Остров — страница 24 из 92

Результатом путешествия Тревора-Бетти стала книга. И, значит, слово. Ежели я скажу, что цель нашего похода – слово – прояснит ли это что-нибудь, Вячеслав Кузьмич? Едва ли. Сомневаюсь, что вам известен берег, где слова растут, как золотой корень – знай себе, не ленись, выкапывай, промывай в воде, режь да суши; вряд ли знаете и сопочку, на вершине которой, в ларце, желательно древнем, припрятано для нас вдохновение, которого хватит, чтоб опоить десяток писателей. Чепуха все это, извините за откровенность, да и сами вы когда-то перебрались сюда за тем, что человеку постороннему и объяснить-то толком нельзя, а мы с вами понимаем, обозначая одним-единственным словом – «остров». Также и наше предприятие многим кажется совершенно бессмысленным и это даже абсолютно верное суждение. Потому что смысл не дарован. И те сгустки смыслов, та смысловая руда, из которой выплавляется потом что-то более или менее стоющее – ее ведь еще отыскать надо. А я лишь смутно представляю себе, где надо искать и как это надлежит делать. Очевидно от того, каким путем мы пойдем, результат тоже зависит. Но сказать, где просверкнет оно, драгоценное слово, и что вызовет его к жизни – я не знаю. Шторм, разбивающий берег моря? Серебристое дерево древних крестов на могилах, изрытых песцами? Красноречие смерти, бессмысленные жалобы оставшихся в живых? Солнце, словно рыба кружащее в просторе неба или серая глина, или оттиск ржавого ружейного ствола в погребальном футляре зеленого мха, или ненецкая песня, хрипло спетая стариком с потемневшими зубами; или крик гагары, возвещающий дождь, или крик чайки, возвещающий голод, или ночной скрип мостков под ногами пьянчуги, совершающего бесконечный обход в поисках одного огненного глотка, который таится, таится для него под толщами человеческой скаредности и обмана, или собственные шаги наши, тяжесть наших шагов, горячее, свистящее, как у усталых лошадей, дыхание наше, горький пот наш, соль пота нашего, выступившая на одежде, закрытые, как у мертвых, глаза наши? – Я не знаю. И никто не знает. Поэтому-то о цели похода я и не могу сказать ничего определенного: она возникнет, когда все, что произойдет с нами, все, что нам предстоит пережить, отшлифует наши чувства до зеркальной ясности. И тогда вы увидите то, что было целью: отражение.
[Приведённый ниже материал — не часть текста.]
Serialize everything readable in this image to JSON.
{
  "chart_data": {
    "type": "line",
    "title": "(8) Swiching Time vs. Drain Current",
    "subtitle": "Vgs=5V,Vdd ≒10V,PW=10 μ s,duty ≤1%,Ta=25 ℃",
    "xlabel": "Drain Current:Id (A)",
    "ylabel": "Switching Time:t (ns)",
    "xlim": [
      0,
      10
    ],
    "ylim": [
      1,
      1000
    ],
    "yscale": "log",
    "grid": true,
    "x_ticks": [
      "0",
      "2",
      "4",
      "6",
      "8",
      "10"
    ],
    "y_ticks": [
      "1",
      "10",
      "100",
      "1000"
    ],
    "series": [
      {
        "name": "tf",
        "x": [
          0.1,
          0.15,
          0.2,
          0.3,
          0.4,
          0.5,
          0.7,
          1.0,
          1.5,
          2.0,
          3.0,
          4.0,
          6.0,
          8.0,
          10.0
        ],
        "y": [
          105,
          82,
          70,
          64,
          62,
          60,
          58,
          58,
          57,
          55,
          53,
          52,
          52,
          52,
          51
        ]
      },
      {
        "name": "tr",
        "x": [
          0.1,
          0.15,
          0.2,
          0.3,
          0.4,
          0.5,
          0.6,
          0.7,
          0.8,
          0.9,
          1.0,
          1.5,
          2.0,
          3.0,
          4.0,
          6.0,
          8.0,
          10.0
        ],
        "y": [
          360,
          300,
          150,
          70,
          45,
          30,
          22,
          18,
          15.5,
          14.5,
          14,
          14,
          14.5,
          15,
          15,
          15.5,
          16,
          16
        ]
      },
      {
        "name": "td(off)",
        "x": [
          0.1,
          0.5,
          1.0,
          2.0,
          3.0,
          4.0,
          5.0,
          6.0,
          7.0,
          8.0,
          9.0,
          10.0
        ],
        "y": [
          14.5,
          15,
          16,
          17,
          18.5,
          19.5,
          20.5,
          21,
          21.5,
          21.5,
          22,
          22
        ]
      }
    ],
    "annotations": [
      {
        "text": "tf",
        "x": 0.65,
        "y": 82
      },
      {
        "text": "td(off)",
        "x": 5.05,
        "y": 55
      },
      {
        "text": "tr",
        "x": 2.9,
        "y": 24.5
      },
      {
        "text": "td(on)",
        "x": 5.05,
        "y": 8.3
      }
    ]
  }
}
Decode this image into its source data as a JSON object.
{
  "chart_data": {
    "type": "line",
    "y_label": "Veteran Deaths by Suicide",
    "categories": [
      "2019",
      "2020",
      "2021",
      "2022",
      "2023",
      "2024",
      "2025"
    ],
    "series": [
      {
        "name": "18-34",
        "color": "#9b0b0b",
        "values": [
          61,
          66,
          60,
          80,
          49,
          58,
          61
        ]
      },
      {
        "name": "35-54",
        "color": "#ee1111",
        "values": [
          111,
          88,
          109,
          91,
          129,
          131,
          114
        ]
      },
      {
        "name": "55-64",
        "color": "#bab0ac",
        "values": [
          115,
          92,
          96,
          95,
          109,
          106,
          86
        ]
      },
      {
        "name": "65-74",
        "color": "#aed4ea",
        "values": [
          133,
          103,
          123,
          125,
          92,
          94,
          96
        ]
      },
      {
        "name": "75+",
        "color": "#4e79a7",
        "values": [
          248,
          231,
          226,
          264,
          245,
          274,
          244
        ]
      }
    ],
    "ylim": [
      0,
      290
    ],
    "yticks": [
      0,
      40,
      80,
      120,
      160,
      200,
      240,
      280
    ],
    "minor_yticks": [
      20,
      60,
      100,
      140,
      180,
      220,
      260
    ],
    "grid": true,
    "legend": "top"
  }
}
Мы прилетели на Колгуев с двумя работниками окружного управления внутренних дел, которых прислали разбирать какое-то невероятное переплетение пьянств, мордобоев, семейных и межсемейных скандалов, кровосмешений, мелкого воровства, доносов и прочих непотребств, которые, быть может, еще не содержали в себе никакого уголовно наказуемого деяния, но явно указывали, что таковое неминуемо произойдет, поскольку несколько активных особей мужеского, а иже с ними и женского пола, на почве горячительных напитков утратили не только различие между добром и злом, но и самою осторожность, не реагируя на честные предупреждения трезвого населения.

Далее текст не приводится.